No matter how many standards we comply to, how many risk assessments are completed or how many procedures we follow, accidents will happen. So, the correct equipment has been installed, including glow in the dark Jalite fire signage (or similar), hose reels, fire alarms and fire extinguishers. However, plans must be in place in the event of a fire breaking out.
Escape must haves
The responsible person must ensure emergency routes and exits lead as directly as possible to a place of safety.
The number, distribution and dimensions of emergency routes and exits must be adequate for purpose.
It must be possible to evacuate the premises as quickly as possible.
Emergency doors must open in the direction of escape – out!
Sliding or revolving doors must not be used as emergency exits.
It must be possible for fastened emergency doors to be easily and immediately opened by any person who may require them.
Emergency routes and exits must be indicated by signs
Emergency routes and exits requiring illumination must be provided with emergency lighting of adequate intensity in the case of failure of normal lighting.
Places of relative safety
It is often necessary to provide a temporary place of safety, such as when evacuating high buildings. This may include any place that puts an effective barrier (normally 30 minutes’ fire resistance) between the person and the fire. Examples are as follows:
A storey exit into a protected stairway or the lobby of a lobby approach stairway;
A door in a compartment wall or separating wall leading to an alternative exit;
A door that leads directly to a protected stair or a final exit via a protected corridor.
A staircase that is enclosed throughout its height by a fire resisting structure and doors can sometimes be considered a place of comparative safety.
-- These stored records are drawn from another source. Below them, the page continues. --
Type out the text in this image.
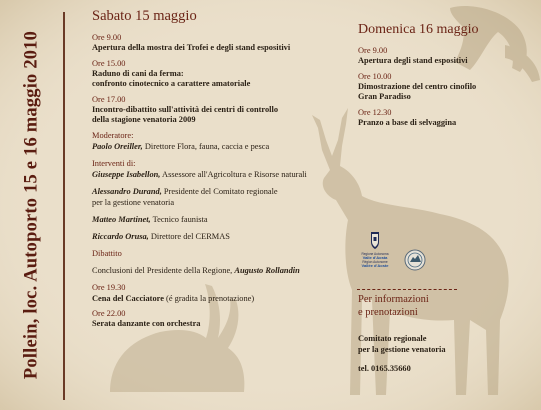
Pollein, loc. Autoporto 15 e 16 maggio 2010
Sabato 15 maggio
Ore 9.00
Apertura della mostra dei Trofei e degli stand espositivi
Ore 15.00
Raduno di cani da ferma:
confronto cinotecnico a carattere amatoriale
Ore 17.00
Incontro-dibattito sull'attività dei centri di controllo
della stagione venatoria 2009
Moderatore:
Paolo Oreiller, Direttore Flora, fauna, caccia e pesca
Interventi di:
Giuseppe Isabellon, Assessore all'Agricoltura e Risorse naturali
Alessandro Durand, Presidente del Comitato regionale
per la gestione venatoria
Matteo Martinet, Tecnico faunista
Riccardo Orusa, Direttore del CERMAS
Dibattito
Conclusioni del Presidente della Regione, Augusto Rollandin
Ore 19.30
Cena del Cacciatore (é gradita la prenotazione)
Ore 22.00
Serata danzante con orchestra
Domenica 16 maggio
Ore 9.00
Apertura degli stand espositivi
Ore 10.00
Dimostrazione del centro cinofilo
Gran Paradiso
Ore 12.30
Pranzo a base di selvaggina
Regione Autonoma
Valle d'Aosta
Région Autonome
Vallée d'Aoste
Per informazioni
e prenotazioni
Comitato regionale
per la gestione venatoria
tel. 0165.35660
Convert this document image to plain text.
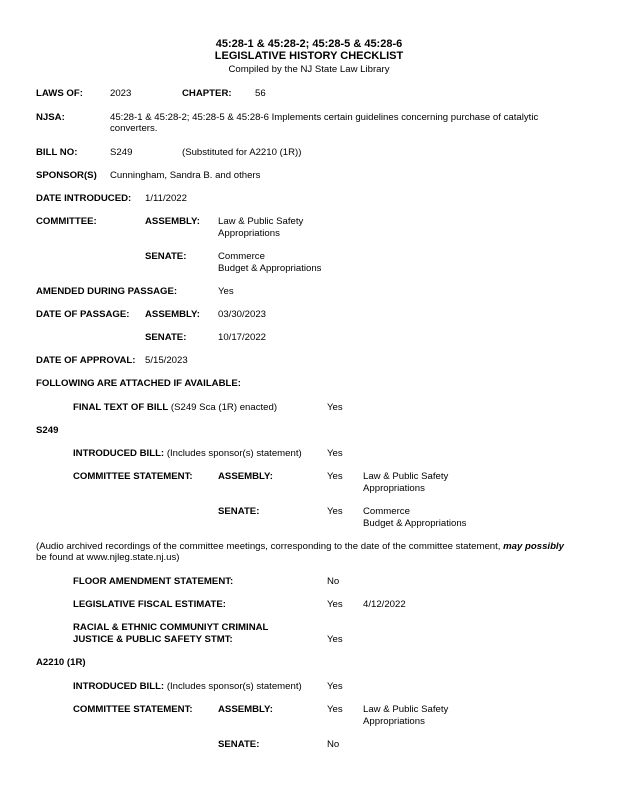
45:28-1 & 45:28-2; 45:28-5 & 45:28-6
LEGISLATIVE HISTORY CHECKLIST
Compiled by the NJ State Law Library
LAWS OF:	2023	CHAPTER: 56
NJSA:	45:28-1 & 45:28-2; 45:28-5 & 45:28-6 Implements certain guidelines concerning purchase of catalytic
converters.
BILL NO:	S249	(Substituted for A2210 (1R))
SPONSOR(S) Cunningham, Sandra B. and others
DATE INTRODUCED: 1/11/2022
COMMITTEE:	ASSEMBLY: Law & Public Safety
Appropriations
SENATE:	Commerce
Budget & Appropriations
AMENDED DURING PASSAGE:	Yes
DATE OF PASSAGE: ASSEMBLY: 03/30/2023
SENATE:	10/17/2022
DATE OF APPROVAL: 5/15/2023
FOLLOWING ARE ATTACHED IF AVAILABLE:
FINAL TEXT OF BILL (S249 Sca (1R) enacted)	Yes
S249
INTRODUCED BILL: (Includes sponsor(s) statement)	Yes
COMMITTEE STATEMENT:	ASSEMBLY:	Yes Law & Public Safety
Appropriations
SENATE:	Yes Commerce
Budget & Appropriations
(Audio archived recordings of the committee meetings, corresponding to the date of the committee statement, may possibly
be found at www.njleg.state.nj.us)
FLOOR AMENDMENT STATEMENT:	No
LEGISLATIVE FISCAL ESTIMATE:	Yes 4/12/2022
RACIAL & ETHNIC COMMUNIYT CRIMINAL
JUSTICE & PUBLIC SAFETY STMT:	Yes
A2210 (1R)
INTRODUCED BILL: (Includes sponsor(s) statement)	Yes
COMMITTEE STATEMENT:	ASSEMBLY:	Yes Law & Public Safety
Appropriations
SENATE:	No
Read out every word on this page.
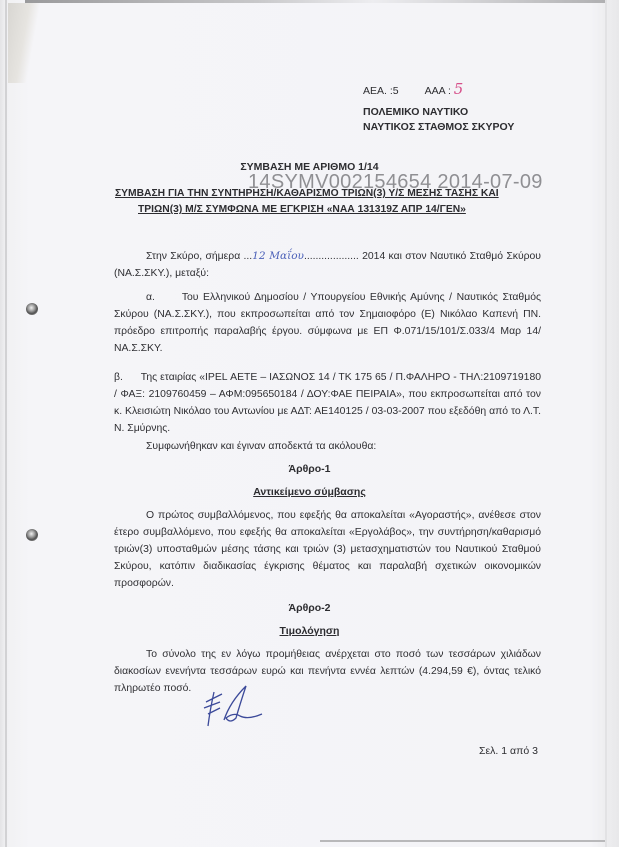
ΑΕΑ. :5 ΑΑΑ : 5
ΠΟΛΕΜΙΚΟ ΝΑΥΤΙΚΟ
ΝΑΥΤΙΚΟΣ ΣΤΑΘΜΟΣ ΣΚΥΡΟΥ
ΣΥΜΒΑΣΗ ΜΕ ΑΡΙΘΜΟ 1/14
ΣΥΜΒΑΣΗ ΓΙΑ ΤΗΝ ΣΥΝΤΗΡΗΣΗ/ΚΑΘΑΡΙΣΜΟ ΤΡΙΩΝ(3) Υ/Σ ΜΕΣΗΣ ΤΑΣΗΣ ΚΑΙ
ΤΡΙΩΝ(3) Μ/Σ ΣΥΜΦΩΝΑ ΜΕ ΕΓΚΡΙΣΗ «ΝΑΑ 131319Ζ ΑΠΡ 14/ΓΕΝ»
14SYMV002154654 2014-07-09
Στην Σκύρο, σήμερα ...12 Μαΐου................... 2014 και στον Ναυτικό Σταθμό Σκύρου (ΝΑ.Σ.ΣΚΥ.), μεταξύ:
α.	Του Ελληνικού Δημοσίου / Υπουργείου Εθνικής Αμύνης / Ναυτικός Σταθμός Σκύρου (ΝΑ.Σ.ΣΚΥ.), που εκπροσωπείται από τον Σημαιοφόρο (Ε) Νικόλαο Καπενή ΠΝ. πρόεδρο επιτροπής παραλαβής έργου. σύμφωνα με ΕΠ Φ.071/15/101/Σ.033/4 Μαρ 14/ΝΑ.Σ.ΣΚΥ.
β. Της εταιρίας «IPEL ΑΕΤΕ – ΙΑΣΩΝΟΣ 14 / ΤΚ 175 65 / Π.ΦΑΛΗΡΟ - ΤΗΛ:2109719180 / ΦΑΞ: 2109760459 – ΑΦΜ:095650184 / ΔΟΥ:ΦΑΕ ΠΕΙΡΑΙΑ», που εκπροσωπείται από τον κ. Κλεισιώτη Νικόλαο του Αντωνίου με ΑΔΤ: ΑΕ140125 / 03-03-2007 που εξεδόθη από το Λ.Τ. Ν. Σμύρνης.
Συμφωνήθηκαν και έγιναν αποδεκτά τα ακόλουθα:
Άρθρο-1
Αντικείμενο σύμβασης
Ο πρώτος συμβαλλόμενος, που εφεξής θα αποκαλείται «Αγοραστής», ανέθεσε στον έτερο συμβαλλόμενο, που εφεξής θα αποκαλείται «Εργολάβος», την συντήρηση/καθαρισμό τριών(3) υποσταθμών μέσης τάσης και τριών (3) μετασχηματιστών του Ναυτικού Σταθμού Σκύρου, κατόπιν διαδικασίας έγκρισης θέματος και παραλαβή σχετικών οικονομικών προσφορών.
Άρθρο-2
Τιμολόγηση
Το σύνολο της εν λόγω προμήθειας ανέρχεται στο ποσό των τεσσάρων χιλιάδων διακοσίων ενενήντα τεσσάρων ευρώ και πενήντα εννέα λεπτών (4.294,59 €), όντας τελικό πληρωτέο ποσό.
Σελ. 1 από 3
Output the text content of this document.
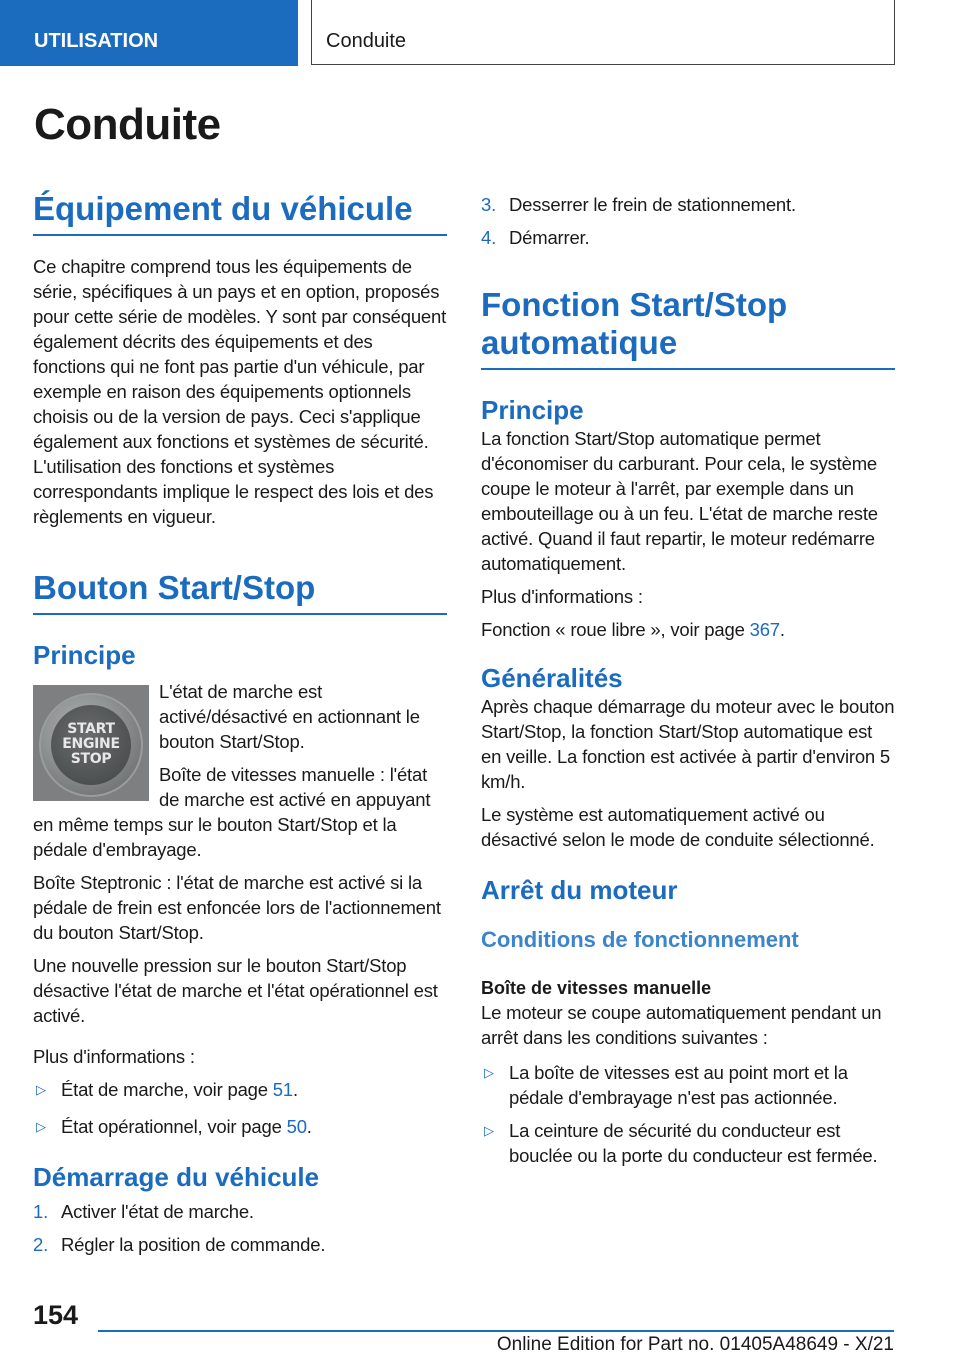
UTILISATION	Conduite
Conduite
Équipement du véhicule

Ce chapitre comprend tous les équipements de série, spécifiques à un pays et en option, proposés pour cette série de modèles. Y sont par conséquent également décrits des équipements et des fonctions qui ne font pas partie d'un véhicule, par exemple en raison des équipements optionnels choisis ou de la version de pays. Ceci s'applique également aux fonctions et systèmes de sécurité. L'utilisation des fonctions et systèmes correspondants implique le respect des lois et des règlements en vigueur.

Bouton Start/Stop
Principe
START
ENGINE
STOP

L'état de marche est activé/désactivé en actionnant le bouton Start/Stop.

Boîte de vitesses manuelle : l'état de marche est activé en appuyant en même temps sur le bouton Start/Stop et la pédale d'embrayage.

Boîte Steptronic : l'état de marche est activé si la pédale de frein est enfoncée lors de l'actionnement du bouton Start/Stop.

Une nouvelle pression sur le bouton Start/Stop désactive l'état de marche et l'état opérationnel est activé.

Plus d'informations :

▷ État de marche, voir page 51.
▷ État opérationnel, voir page 50.
Démarrage du véhicule
1. Activer l'état de marche.
2. Régler la position de commande.
3. Desserrer le frein de stationnement.
4. Démarrer.
Fonction Start/Stop automatique
Principe

La fonction Start/Stop automatique permet d'économiser du carburant. Pour cela, le système coupe le moteur à l'arrêt, par exemple dans un embouteillage ou à un feu. L'état de marche reste activé. Quand il faut repartir, le moteur redémarre automatiquement.

Plus d'informations :

Fonction « roue libre », voir page 367.

Généralités

Après chaque démarrage du moteur avec le bouton Start/Stop, la fonction Start/Stop automatique est en veille. La fonction est activée à partir d'environ 5 km/h.

Le système est automatiquement activé ou désactivé selon le mode de conduite sélectionné.

Arrêt du moteur
Conditions de fonctionnement
Boîte de vitesses manuelle

Le moteur se coupe automatiquement pendant un arrêt dans les conditions suivantes :

▷ La boîte de vitesses est au point mort et la pédale d'embrayage n'est pas actionnée.
▷ La ceinture de sécurité du conducteur est bouclée ou la porte du conducteur est fermée.
154
Online Edition for Part no. 01405A48649 - X/21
In these cases, the staircase can be known as a ‘protected route’. However, the degree of protection that enables staircases to be considered a place of comparative safety varies for different building types, and is normally defined in the relevant codes of practice.
Place of Ultimate Safety
Ideally, this should be in the open air, where unrestricted movement away from the building is possible. Escape routes should never end in enclosed areas or yards, unless the dispersal area is large enough to permit all the occupants to proceed to a safe distance. (NB: a safe distance equates to at least the height of the building, measured along the ground.) Total dispersal in the open air therefore constitutes ultimate safety and must have sufficient capacity to ensure the swift and safe evacuation of people from the building in an emergency situation.